York Hospital; Northern Maine Medical Center; Rumford Hospital; St. Mary’s Regional Medical Center, Lewiston; Bridgton Hospital; Calais Regional Hospital; Penobscot Valley Hospital, Lincoln.

The door to the obstetrics unit at Calais Regional Hospital, which closed in 2017. York Hospital will close its birthing unit Monday. Brianna Soukup/Staff Photographer, File

These are the seven Maine hospitals that have closed their birthing centers since 2015, all participants in a troubling national trend that leaves expectant and new mothers – those in rural areas, overwhelmingly – without options, putting their pregnancies and postpartum experiences at risk of serious complications.

Eleven of Maine’s 16 counties now have just one hospital with a birthing center. The wave of closures has been attributed to both a shortage of obstetricians and a declining birth rate. But statewide, births increased in the most recent year for which data are available, and for a number of reasons, we shouldn’t be complacent about that number staying where it is.

Maine has to come up with a comprehensive response to this frightening reduction in the availability of critical services.

Although provider shortages and hospital closures have become a hard fact of life in recent years, there is no reason the emergence of so-called “maternity-care deserts” (more than 2 million Americans live in these zones already) should be a live risk across our state.

According to a report published by health care consulting firm Chartis in February of this year, 143 rural hospitals in America have closed altogether since 2010, and 453 are vulnerable to closure.


Where an embattled hospital attempts to hang on, the costly labor and delivery unit is often one of the first units to go. Between 2021 and 2022, according to the same report, the number of rural hospitals eliminating labor and delivery services increased from 198 to 217. This development is also a likely bellwether for other kinds of important medical care; according to the same report, the number of hospitals ceasing to provide chemotherapy in the U.S. increased from 311 to 353.

“These conditions portend to worsening community health status in areas where gaps in disparities measures between rural and urban remain persistent,” the report reads.

When it comes to obstetrics and labor and delivery, health care suffers when the patient needs to miss work to travel long distances to obtain it. By one estimate, people living in rural areas are 9% more likely to endure life-threatening complications or to die in pregnancy, during birth or after it, a statistic directly connected to the challenge of accessing care.

In 2023, with anti-choice rhetoric at a fever pitch, the topic of pregnancy care needs to be approached with both a defensive posture and a wide open mind.

The author of a recent letter to the editor of this newspaper wondered whether the state’s EMTs and police would benefit from more training in labor and delivery. That’s a question worth asking.

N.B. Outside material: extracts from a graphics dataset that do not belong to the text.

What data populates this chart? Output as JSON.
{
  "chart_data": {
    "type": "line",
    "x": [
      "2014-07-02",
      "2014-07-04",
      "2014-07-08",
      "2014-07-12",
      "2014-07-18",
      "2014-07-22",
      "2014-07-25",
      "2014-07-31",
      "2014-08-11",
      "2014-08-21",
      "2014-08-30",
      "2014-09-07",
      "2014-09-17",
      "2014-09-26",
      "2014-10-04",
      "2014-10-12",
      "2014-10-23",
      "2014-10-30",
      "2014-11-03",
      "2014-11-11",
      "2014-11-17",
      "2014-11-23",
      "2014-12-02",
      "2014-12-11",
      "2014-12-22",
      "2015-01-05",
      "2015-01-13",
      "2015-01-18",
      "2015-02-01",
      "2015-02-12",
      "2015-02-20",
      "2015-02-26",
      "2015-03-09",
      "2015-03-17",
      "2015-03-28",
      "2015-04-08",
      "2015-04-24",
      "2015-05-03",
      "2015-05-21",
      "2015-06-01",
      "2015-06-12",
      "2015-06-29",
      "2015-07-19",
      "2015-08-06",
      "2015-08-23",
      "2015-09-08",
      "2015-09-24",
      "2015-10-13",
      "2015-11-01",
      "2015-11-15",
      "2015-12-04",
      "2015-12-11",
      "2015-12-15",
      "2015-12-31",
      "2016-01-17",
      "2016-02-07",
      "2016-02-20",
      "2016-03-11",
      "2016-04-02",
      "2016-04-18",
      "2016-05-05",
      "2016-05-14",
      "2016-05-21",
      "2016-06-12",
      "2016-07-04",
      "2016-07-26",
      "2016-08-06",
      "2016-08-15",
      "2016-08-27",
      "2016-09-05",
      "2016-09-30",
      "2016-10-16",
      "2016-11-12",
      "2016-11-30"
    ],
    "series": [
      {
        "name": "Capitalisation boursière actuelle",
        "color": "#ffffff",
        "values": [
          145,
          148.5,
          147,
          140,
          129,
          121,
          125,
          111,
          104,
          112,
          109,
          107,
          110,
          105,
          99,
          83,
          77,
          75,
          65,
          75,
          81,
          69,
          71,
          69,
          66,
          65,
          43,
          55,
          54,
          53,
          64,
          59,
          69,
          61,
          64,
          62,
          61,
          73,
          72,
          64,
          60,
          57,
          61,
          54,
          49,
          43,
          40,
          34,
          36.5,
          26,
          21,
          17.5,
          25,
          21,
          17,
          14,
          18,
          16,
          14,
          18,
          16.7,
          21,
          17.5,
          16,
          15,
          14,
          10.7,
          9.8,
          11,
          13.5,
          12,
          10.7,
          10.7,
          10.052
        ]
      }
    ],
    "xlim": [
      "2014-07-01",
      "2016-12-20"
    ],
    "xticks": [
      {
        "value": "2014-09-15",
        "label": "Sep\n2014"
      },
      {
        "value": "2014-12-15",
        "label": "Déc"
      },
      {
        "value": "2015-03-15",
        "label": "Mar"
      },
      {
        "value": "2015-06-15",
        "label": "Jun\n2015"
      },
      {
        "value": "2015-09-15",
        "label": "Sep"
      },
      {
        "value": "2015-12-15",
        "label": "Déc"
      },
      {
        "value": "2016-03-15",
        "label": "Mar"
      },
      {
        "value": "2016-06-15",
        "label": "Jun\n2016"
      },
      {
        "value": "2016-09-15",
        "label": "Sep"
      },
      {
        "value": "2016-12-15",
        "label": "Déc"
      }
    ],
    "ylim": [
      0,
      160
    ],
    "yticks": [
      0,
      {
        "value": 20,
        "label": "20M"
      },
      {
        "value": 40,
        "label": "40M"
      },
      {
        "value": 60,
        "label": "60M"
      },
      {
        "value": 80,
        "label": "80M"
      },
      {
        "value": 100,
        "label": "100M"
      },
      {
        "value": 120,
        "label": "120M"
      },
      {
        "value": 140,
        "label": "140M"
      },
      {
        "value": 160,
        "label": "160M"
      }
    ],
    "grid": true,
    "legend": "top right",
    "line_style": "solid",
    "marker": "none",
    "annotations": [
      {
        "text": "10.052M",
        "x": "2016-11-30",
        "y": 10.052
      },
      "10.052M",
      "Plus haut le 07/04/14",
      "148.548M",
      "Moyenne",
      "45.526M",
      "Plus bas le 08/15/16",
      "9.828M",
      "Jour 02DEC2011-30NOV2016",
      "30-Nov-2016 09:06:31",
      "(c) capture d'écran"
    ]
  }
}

In Oregon last year, when a major hospital announced its decision to close its birthing center, the governor explored the possibility of drafting in federal obstetrics nurses to serve patients in need. Although this did not come to pass, it brings the right urgency to bear on the process of filling widening gaps in care in the short term.


Closer to home, this past July the governor of Connecticut signed legislation licensing “freestanding” birthing centers in that state, formalizing new certification for doulas and introducing a program for universal nurse home visits.

Here in Maine, much of that is already underway – home births are growing more popular here; 323 people gave birth at home in Maine in 2021, up 60% from a decade earlier. An additional 40 people gave birth in freestanding birth centers in 2021, according to Maine Monitor reporting, four times as many as in 2012.

While centers like these aren’t appropriate for high-risk pregnancies or unanticipated complications, they do their work in close consultation and collaboration with providers who are so equipped. This valuable layer of perinatal care – growing in value with every stubborn hospital staffing vacancy and labor ward closure – should receive fresh support now.

For a country of its size and with its resources, the U.S. has a shameful record for maternal health, mortality and morbidity. This is a field of health care that has been given scandalously deficient priority historically and continues, relative to its importance, to be overlooked.

Retreating into an even worse position than we’ve ever been in, in terms of access to pregnancy care, is unacceptable. Legislators at every level need to zero in on solutions to the root causes of these worrisome closures and support all efforts to provide safe birthing options for families. Failure to do so will deepen health care disparities that are already far too deep.